In 1931 Higgins had a five-story glass and steel building built next to his factory. It housed what Higgins called "The Museum of Steel and Armor," which billed itself as "a temple of steelcraft." The museum displayed everything from medieval weaponry to mass-produced automobile parts and even included an all-steel airplane suspended from its ceiling. Visitors were encouraged to tour the Museum and then walk into the factory, where they could watch army helmets and flatware being made.

The armory museum building.

Higgins died in 1961; his company went under in 1975, and his Museum was sold in 1978. The new owners decided to quietly retire the whole steel obsession thing and devote the Museum mostly to Higgins' collection of mailed knights.

Today, pennants fly from the Museum's steel roof, and a big knight looms five floors above the entrance. The Higgins collection of armor is second in size -- at least in this hemisphere -- only to the Metropolitan Museum of Art collection in New York City. Most of it is from medieval and renaissance Europe. No dummies in Kevlar here.

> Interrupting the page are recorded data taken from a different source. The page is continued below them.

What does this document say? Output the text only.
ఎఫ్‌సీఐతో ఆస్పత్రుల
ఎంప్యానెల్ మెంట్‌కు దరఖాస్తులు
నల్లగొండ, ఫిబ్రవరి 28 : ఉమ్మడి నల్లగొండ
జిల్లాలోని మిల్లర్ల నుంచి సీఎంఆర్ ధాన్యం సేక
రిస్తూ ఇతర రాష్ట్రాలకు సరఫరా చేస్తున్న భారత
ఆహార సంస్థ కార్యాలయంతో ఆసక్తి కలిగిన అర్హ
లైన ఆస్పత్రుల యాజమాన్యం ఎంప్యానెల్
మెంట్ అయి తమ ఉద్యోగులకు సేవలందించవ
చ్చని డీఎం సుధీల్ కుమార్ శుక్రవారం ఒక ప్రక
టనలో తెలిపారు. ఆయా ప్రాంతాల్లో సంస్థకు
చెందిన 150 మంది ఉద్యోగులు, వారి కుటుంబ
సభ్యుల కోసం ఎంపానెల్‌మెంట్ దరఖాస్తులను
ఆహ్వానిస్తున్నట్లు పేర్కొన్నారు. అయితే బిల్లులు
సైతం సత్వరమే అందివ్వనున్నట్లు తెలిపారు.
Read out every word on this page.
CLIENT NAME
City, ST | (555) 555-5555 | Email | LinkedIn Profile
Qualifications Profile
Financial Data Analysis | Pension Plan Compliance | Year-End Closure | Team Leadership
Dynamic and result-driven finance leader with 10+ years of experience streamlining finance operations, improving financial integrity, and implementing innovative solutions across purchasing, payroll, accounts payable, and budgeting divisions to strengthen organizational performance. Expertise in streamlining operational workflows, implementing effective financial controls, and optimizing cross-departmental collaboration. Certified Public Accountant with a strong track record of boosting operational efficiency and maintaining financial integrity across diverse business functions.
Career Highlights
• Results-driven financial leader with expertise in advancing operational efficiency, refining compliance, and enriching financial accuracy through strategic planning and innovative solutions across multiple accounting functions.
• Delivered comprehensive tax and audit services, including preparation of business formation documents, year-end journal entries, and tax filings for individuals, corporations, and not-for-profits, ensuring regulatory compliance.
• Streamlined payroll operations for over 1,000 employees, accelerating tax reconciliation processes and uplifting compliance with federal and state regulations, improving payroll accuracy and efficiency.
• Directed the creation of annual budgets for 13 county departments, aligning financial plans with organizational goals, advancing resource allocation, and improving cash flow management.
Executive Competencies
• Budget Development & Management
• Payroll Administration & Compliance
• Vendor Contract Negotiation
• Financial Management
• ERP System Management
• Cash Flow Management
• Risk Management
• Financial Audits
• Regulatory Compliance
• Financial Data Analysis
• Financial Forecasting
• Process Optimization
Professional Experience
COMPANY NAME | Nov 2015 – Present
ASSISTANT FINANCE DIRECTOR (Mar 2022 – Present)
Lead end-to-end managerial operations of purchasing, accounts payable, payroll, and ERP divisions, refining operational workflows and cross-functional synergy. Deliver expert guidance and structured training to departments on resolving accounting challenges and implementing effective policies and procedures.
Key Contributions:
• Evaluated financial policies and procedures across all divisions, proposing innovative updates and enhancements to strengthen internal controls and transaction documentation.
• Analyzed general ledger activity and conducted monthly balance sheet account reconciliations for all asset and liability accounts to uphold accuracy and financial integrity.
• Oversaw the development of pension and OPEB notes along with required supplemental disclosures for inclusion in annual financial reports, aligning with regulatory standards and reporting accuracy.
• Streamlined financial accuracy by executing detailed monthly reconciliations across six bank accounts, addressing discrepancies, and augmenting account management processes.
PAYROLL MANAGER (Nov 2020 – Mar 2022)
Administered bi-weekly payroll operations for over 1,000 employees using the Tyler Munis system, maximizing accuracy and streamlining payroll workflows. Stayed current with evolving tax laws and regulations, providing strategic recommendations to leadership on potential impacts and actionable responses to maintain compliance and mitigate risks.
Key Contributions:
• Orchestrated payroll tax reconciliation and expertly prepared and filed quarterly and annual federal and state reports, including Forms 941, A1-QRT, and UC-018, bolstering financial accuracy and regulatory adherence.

A "fun room" lets kids experience the dark and clammy thrill of wearing medieval helmets (which are tethered by cords to prevent ramming and butting). But the main draw is the full-size Gothic Great Hall on the third floor, based on one that Higgins saw in an Austrian castle, and more impressive than any Medieval Times Dinner Theater. Mailed knights stand along the walls. Flags hang in the vaulted gloom above. Its large glass windows were boarded over decades ago to prevent the tapestries from rotting, but now that the Hall is dark it's even more ancient-and authentic feeling.

Sir Studly.

Our eyes are drawn to a dog dummy wearing replica 16th century German armor, and to a steel chastity belt with a little heart cut into its back plate. We're shown a steel suit that our guide says may have inspired the storm trooper armor in Star Wars, although she cautions that "we have no confirmation of that."

Pikes and halberds hang from the fake stone arches, mail-clad Crusaders are posed as if on horseback, and upstairs arcades display samurai armor, a gladiator helmet, and an Islamic chain mail shirt with Allah's name pressed into every link. One custom-made steel suit looks like a prop from a lavish porno film, with a helmet bearing steel hammered into a toothy grin and moustache, and an oversized codpiece the size of a wine barrel bung.

Part of Higgins' old factory, next door, now makes biomedical equipment, and the Great Hall has become a popular spot for after-hours wedding receptions and birthday parties.

Suits of armor.

But Higgins' Museum still holds medieval combat demonstrations on weekends, and there are enough breastplates, backplates, shields, swords, gauntlets, and greaves here to outfit a castle garrison. If zombies ever do lay siege to the earth, the Higgins Armory Great Room is where we'd head to gear up for battle. Mortars and machine guns might work better, but we want to go out in style.

Higgins Armory Museum

Directions:
I-190 exit 1. Drive north on Hwy 12/West Boylston St./Gold Star Blvd (Those exiting southbound must do a U-turn under the highway - use caution). Past the Greendale shopping mall and over the railroad tracks, take the first right, and another immediate right onto Barber Ave. The Museum is on the right at the end of the first block. Look for the giant knight in armor on the roof.
Hours:
The Museum closed forever amid howls of protest in Dec. 2013.